Building Bridges nous a offert des débats de qualité

En octobre, nous avons sponsorisé la 3e édition de la conférence Building Bridges à Genève. Cette manifestation vise à faire progresser la finance durable en Suisse et à mettre en contact les mondes de la finance et des organisations internationales, ainsi que les gouvernements.

L’événement a lieu à un moment intéressant, puisque l’investissement durable fait face à de grands défis. En effet, la réglementation réclame une clarification de ce qui peut être qualifié de « durable » et incite à une plus grande transparence de la part des fonds qui se disent durables justement. Dans le même temps, les menaces de greenwashing n’ont jamais été aussi présentes.

Dans ce contexte, il est d’autant plus important de pouvoir se réunir et débattre de ces sujets. La participation, tout au long des 4 jours qu’a duré l’événement, a été de grande qualité et les discussions de haut niveau. Nous avons vu une réelle franchise dans les propos. Les préoccupations sur une certaine lassitude de l’ESG et sur le risque de greenwashing ne sont plus tabou. Le vice-président de Blackrock, Philip Hildebrand, a d’ailleurs admis, en parlant du changement climatique, que « nous ne pouvons pas régler ce problème en tant qu’industrie… nous ne pouvons qu’être un catalyseur ». D’aucuns dans l’assemblée l’ont certainement regretté.

L’une des présentations les plus remarquables par sa candeur portait sur les difficultés d’obtenir des données fiables pour mesurer l’un des indicateurs les plus utilisés quand on parle de durabilité : les émissions de carbone. Quand on y regarde de plus près, la liste des surprises est longue. Erreurs dans les méthodologies. Périmètres flous : certaines entreprises incluent des nouvelles acquisitions, d’autres pas ; certains reportings portent sur des opérations nationales alors que d’autres prennent en compte des opérations internationales. Seules 40 % des entreprises qui déclarent leurs émissions font vérifier leur rapport par un tiers. Quand les données ne sont pas disponibles – soit parce que les entreprises ne les mesurent pas ou qu’elles ne divulguent pas – les data providers utilisent des projections qui se superposent à des approximations.

Alors que l’on peut douter de l’exactitude de ce type de données, de nombreux acteurs continuent de demander davantage encore données pour démontrer la durabilité des fonds.

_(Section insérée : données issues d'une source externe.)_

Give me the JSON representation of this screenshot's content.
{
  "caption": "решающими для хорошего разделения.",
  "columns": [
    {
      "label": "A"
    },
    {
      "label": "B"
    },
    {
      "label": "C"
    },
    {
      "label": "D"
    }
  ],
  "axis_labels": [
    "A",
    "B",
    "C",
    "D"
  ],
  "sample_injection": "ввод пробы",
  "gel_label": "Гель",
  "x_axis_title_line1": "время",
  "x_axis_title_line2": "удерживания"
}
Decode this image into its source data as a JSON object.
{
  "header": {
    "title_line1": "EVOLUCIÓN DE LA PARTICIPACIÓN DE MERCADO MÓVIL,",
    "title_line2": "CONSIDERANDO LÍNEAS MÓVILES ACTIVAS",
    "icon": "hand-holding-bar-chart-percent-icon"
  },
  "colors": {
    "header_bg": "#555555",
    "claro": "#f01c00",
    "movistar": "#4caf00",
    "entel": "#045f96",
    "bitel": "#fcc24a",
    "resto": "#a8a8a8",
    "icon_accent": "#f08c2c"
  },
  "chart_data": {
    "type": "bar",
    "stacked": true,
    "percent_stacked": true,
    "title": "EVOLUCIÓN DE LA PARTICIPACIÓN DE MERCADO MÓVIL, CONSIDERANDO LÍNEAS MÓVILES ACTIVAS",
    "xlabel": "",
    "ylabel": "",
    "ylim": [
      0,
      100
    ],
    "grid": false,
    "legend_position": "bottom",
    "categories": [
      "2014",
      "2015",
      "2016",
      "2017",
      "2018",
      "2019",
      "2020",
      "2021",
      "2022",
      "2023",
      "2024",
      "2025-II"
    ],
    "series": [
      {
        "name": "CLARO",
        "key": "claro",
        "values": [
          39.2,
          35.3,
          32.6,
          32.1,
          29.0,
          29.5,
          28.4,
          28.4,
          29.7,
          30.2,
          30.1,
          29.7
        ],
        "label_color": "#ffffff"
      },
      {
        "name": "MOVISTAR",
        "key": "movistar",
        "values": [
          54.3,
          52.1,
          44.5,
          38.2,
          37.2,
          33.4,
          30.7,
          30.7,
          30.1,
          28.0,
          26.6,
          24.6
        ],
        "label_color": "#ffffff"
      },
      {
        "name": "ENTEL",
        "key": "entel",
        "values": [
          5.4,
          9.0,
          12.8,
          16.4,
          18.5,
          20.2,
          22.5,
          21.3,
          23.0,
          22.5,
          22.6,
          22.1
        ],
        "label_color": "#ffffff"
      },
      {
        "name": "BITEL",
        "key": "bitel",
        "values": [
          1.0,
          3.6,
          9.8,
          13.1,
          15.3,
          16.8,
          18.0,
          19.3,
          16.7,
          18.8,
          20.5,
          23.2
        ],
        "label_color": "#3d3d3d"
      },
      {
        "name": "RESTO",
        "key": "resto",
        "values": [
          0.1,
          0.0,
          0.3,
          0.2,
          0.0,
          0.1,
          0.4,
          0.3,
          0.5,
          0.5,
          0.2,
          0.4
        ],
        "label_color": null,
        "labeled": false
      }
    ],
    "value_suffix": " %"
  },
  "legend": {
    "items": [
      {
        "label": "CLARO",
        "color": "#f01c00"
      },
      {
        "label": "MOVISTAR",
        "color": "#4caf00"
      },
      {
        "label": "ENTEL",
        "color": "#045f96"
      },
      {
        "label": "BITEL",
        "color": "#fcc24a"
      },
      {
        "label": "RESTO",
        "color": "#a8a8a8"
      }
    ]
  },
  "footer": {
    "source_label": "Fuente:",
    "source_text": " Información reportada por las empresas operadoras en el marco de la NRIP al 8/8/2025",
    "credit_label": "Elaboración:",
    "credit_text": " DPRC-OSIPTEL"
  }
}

Pour nous, ce genre de débats est précieux et démontre la pertinence d’une conférence telle que Building Bridges. Ces discussions et échanges de points de vue, y compris avec des représentants extérieurs à la communauté financière, permettent de questionner l’efficacité des stratégies et des produits dits « durables ».

LE RISQUE CLIMATIQUE

En 2015, Mark Carney a prononcé un discours intitulé « La tragédie de l’horizon ». Il y relevait que, malgré la prise de conscience croissante de l’impact de l’homme sur le climat et des conséquences potentiellement catastrophiques du changement climatique, nos actions pour y remédier étaient totalement insuffisantes. Selon lui, ce manque de réaction tient au fait que « les impacts catastrophiques du changement climatique seront ressentis dans un horizon temps trop éloigné « .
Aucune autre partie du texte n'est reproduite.